= Don't Filter Me =

American LGBT rights project

Don't Filter Me is a project of the American Civil Liberties Union dedicated to fighting LGBT-related internet censorship that happens in public schools in the United States.

==History==
State-funded schools in the United States use content-control software to restrict their students' access to pornographic websites, in accordance with the Children's Internet Protection Act of 2000. The products most commonly used to do this filtering treat websites that offer information about LGBT topics and organizations as pornography, even though these websites do not contain sexually explicit content. One such commonly filtered website is The Trevor Project, a website devoted to suicide prevention among at-risk LGBT youths. The White House publicly praised the Trevor Project in 2011.

Other sites that are commonly blocked include GLAAD, PFLAG (Parents, Families and Friends of Lesbians and Gays), the Gay, Lesbian and Straight Education Network (also honored by the White House), the Matthew Shepard Foundation, DignityUSA, Day of Silence, Campus Pride, and the Human Rights Campaign (the largest LGBT civil rights advocacy group and political lobbying organization in the United States).

A student attempting to access these sites is usually confronted by a page warning, "You have been denied access as it is characterized as LGBT. Your Internet usage is monitored and logged."

Some American conservatives are supportive of blocks on these and similar websites since they consider them to be promoting the so-called "homosexual agenda".

Filtering tools that prevent students from accessing websites related to positive LGBT organizations often permit access to sites that promote an anti-LGBT viewpoint, sites aimed at convincing LGBT people to change their sexual orientation, or sites that can be considered hate speech against LGBT people. Websites not generally blocked by this kind of filtering include the Family Research Council (an American conservative Christian group and lobbying organization) and the National Organization for Marriage (a political organization dedicated to working against the legalization of same-sex marriage in the United States), as well as Exodus International and People Can Change, both of which advocate conversion therapy to change a person's sexual orientation to heterosexual. Neither the American Psychiatric Association or the American Psychological Association consider conversion therapy a legitimate medical practice or homosexuality to be a mental disorder.

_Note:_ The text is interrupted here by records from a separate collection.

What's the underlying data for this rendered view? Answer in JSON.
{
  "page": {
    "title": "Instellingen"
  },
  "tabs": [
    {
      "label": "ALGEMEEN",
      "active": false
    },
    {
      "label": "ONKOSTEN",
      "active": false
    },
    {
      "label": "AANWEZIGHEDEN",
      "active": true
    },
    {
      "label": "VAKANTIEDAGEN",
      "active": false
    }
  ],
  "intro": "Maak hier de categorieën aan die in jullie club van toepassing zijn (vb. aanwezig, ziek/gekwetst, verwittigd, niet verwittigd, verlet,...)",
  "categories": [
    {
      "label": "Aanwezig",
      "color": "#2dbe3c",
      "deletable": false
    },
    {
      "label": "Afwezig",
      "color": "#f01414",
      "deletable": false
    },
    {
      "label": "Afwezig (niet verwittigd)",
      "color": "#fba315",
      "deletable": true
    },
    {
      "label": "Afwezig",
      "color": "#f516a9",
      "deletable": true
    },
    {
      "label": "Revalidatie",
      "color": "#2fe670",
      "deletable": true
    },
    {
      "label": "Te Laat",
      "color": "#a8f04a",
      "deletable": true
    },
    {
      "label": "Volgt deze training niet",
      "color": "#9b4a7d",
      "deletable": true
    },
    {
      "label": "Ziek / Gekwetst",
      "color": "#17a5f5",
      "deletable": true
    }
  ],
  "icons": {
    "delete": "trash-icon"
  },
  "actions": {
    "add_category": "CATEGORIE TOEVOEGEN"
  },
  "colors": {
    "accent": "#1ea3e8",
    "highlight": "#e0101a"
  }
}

Companies that filter content for schools often include anti-LGBT content in their "religion" category.

Filtering software can also block content beyond the websites themselves. Students would, for example, be permitted to read Bowers v. Hardwick, the 1986 Supreme Court decision that upheld a Georgia law to criminalize sodomy, but prevented from reading Lawrence v. Texas, the 2003 Supreme Court ruling that asserted sodomy laws were unconstitutional. The ACLU contends that this filtering is discriminatory and violates the First Amendment rights of students in public schools.

In February 2011, the ACLU launched the Don't Filter Me project to combat this censorship and discrimination in viewpoint that was happening in state-funded schools.

==Response==
Because of the Don't Filter Me project's efforts, some software providers who sell these filters implemented changes in their products. Companies such as Lightspeed Systems and Fortinet took action on their own and changed how their products categorize the websites in question. A number of school districts took steps to unblock LGBT-themed content that is not sexually explicit. The Rowland Unified School District and Oroville Union High School District were among the first to take action because of the work of the Don't Filter Me project.

Many other school districts followed suit and updated their filtering software to allow LGBT sites to be accessed from school computers. Conservative Christian groups like Alliance Defending Freedom urged school districts not to comply with the ACLU's requests.

In August 2011 the ACLU sued the Camdenton R-III School District of Camden County, Missouri, which had refused to change its filtering software, or the filtering behavior that that software created. This led a federal judge to issue a preliminary injunction to the district, ordering it to stop using software produced by the company URL Blacklist that blocks access to sites discussing LGBT issues. In her decision, Judge Nanette Kay Laughrey wrote "URL Blacklist systematically allows access to websites expressing a negative viewpoint toward LGBT individuals by categorizing them as 'religion', but filters out positive viewpoints toward LGBT issues by categorizing them as 'sexuality'." The school district later settled, and agreed to stop blocking the sites in question, to be monitored for 18 months, and to pay $125,000 in fines and court costs.